En Las Raíces, un centro para migrantes en Tenerife, se vivió un momento significativo con la llegada del papa León XIV. A pesar de la cercanía al aeropuerto, muchos de los 200 migrantes no llegaron en avión, sino a través de rutas peligrosas como el mar en patera, destacando la importancia de visibilizar sus historias personales.
Mientras el pontífice llegaba, el sonido de los aviones se mezclaba con diferentes lenguas africanas, pero el esfuerzo por comunicarse en español era notorio entre los presentes. La apertura del centro ha permitido acoger a más de 70,000 personas, garantizando un trato humano que invita a reflexionar sobre la dignidad de quienes cruzan fronteras en busca de mejores oportunidades.
Durante el evento, el obispo de Tenerife, Eloy Santiago, y la ministra de Migraciones, Elma Saiz, enfatizaron el valor de brindar un hogar a quienes han enfrentado el sufrimiento.

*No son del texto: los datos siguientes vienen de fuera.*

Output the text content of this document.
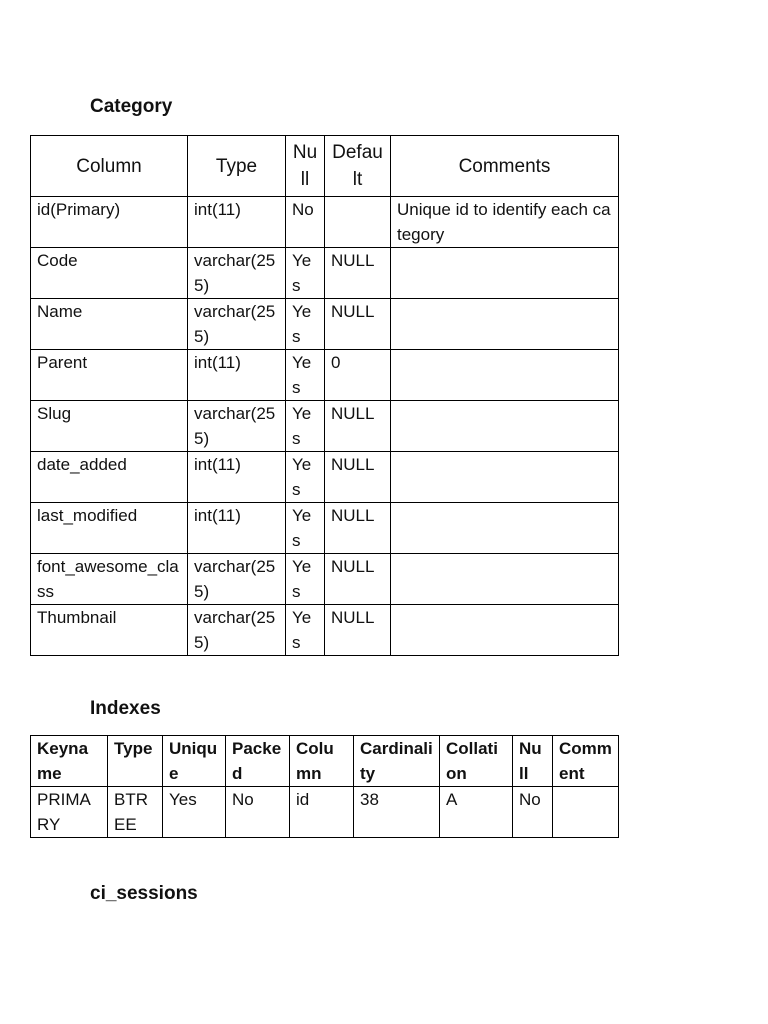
Category
Column	Type	Null	Default	Comments
id(Primary)	int(11)	No		Unique id to identify each category
Code	varchar(255)	Yes	NULL	
Name	varchar(255)	Yes	NULL	
Parent	int(11)	Yes	0	
Slug	varchar(255)	Yes	NULL	
date_added	int(11)	Yes	NULL	
last_modified	int(11)	Yes	NULL	
font_awesome_class	varchar(255)	Yes	NULL	
Thumbnail	varchar(255)	Yes	NULL	
Indexes
Keyname	Type	Unique	Packed	Column	Cardinality	Collation	Null	Comment
PRIMARY	BTREE	Yes	No	id	38	A	No	
ci_sessions
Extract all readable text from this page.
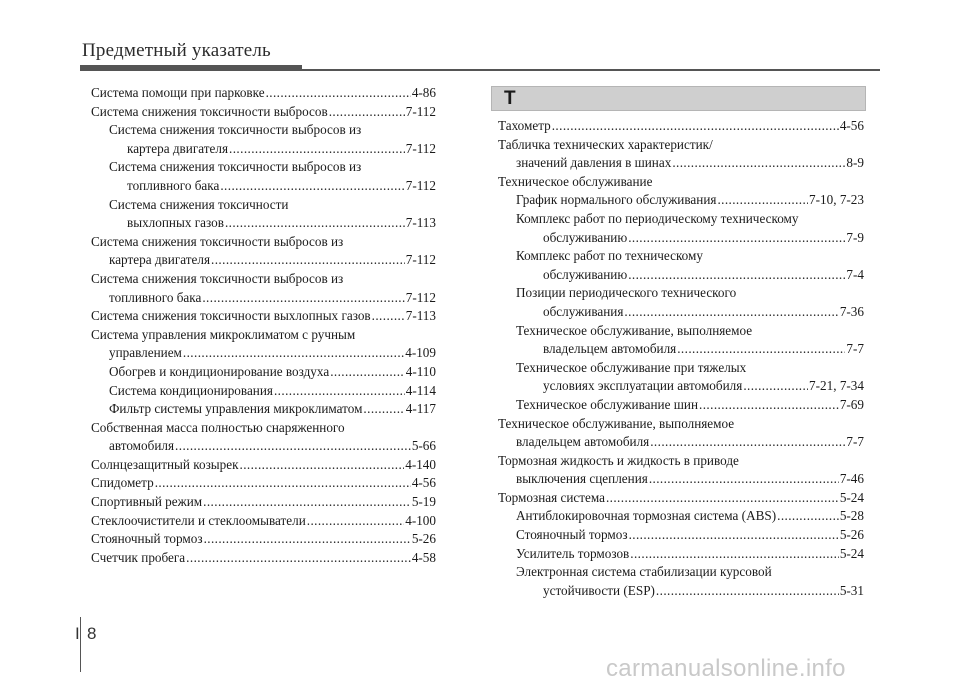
Предметный указатель
Система помощи при парковке .....	4-86
Система снижения токсичности выбросов .....	7-112
Система снижения токсичности выбросов из
картера двигателя .....	7-112
Система снижения токсичности выбросов из
топливного бака .....	7-112
Система снижения токсичности
выхлопных газов .....	7-113
Система снижения токсичности выбросов из
картера двигателя .....	7-112
Система снижения токсичности выбросов из
топливного бака .....	7-112
Система снижения токсичности выхлопных газов .....	7-113
Система управления микроклиматом с ручным
управлением .....	4-109
Обогрев и кондиционирование воздуха .....	4-110
Система кондиционирования .....	4-114
Фильтр системы управления микроклиматом .....	4-117
Собственная масса полностью снаряженного
автомобиля .....	5-66
Солнцезащитный козырек .....	4-140
Спидометр .....	4-56
Спортивный режим .....	5-19
Стеклоочистители и стеклоомыватели .....	4-100
Стояночный тормоз .....	5-26
Счетчик пробега .....	4-58
T
Тахометр .....	4-56
Табличка технических характеристик/
значений давления в шинах .....	8-9
Техническое обслуживание
График нормального обслуживания .....	7-10, 7-23
Комплекс работ по периодическому техническому
обслуживанию .....	7-9
Комплекс работ по техническому
обслуживанию .....	7-4
Позиции периодического технического
обслуживания .....	7-36
Техническое обслуживание, выполняемое
владельцем автомобиля .....	7-7
Техническое обслуживание при тяжелых
условиях эксплуатации автомобиля .....	7-21, 7-34
Техническое обслуживание шин .....	7-69
Техническое обслуживание, выполняемое
владельцем автомобиля .....	7-7
Тормозная жидкость и жидкость в приводе
выключения сцепления .....	7-46
Тормозная система .....	5-24
Антиблокировочная тормозная система (ABS) .....	5-28
Стояночный тормоз .....	5-26
Усилитель тормозов .....	5-24
Электронная система стабилизации курсовой
устойчивости (ESP) .....	5-31
I 8
carmanualsonline.info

Se recordó que el país también tiene su propia historia de migración, creando un paralelismo que resuena entre los españoles y los migrantes.
Uno de los momentos más impactantes fue el testimonio de un joven nigeriano que compartió su deseo de trabajar y cuidar de su familia, resaltando la lucha y el sacrificio detrás de cada viaje. Una joven migrante también expresó su agradecimiento, pidiendo que se reconozcan no solo como números, sino como personas con historias y anhelos.
Finalmente, en un intento por acercarse a los migrantes, León XIV habló en francés, creando un ambiente de conexión. El mensaje del papa resaltó la importancia de recordar las raíces y la necesidad de unidad, en un contexto donde las fronteras a menudo se convierten en barreras que deshumanizan. El evento se transformó en una poderosa llamada a la empatía y a la dignidad humana.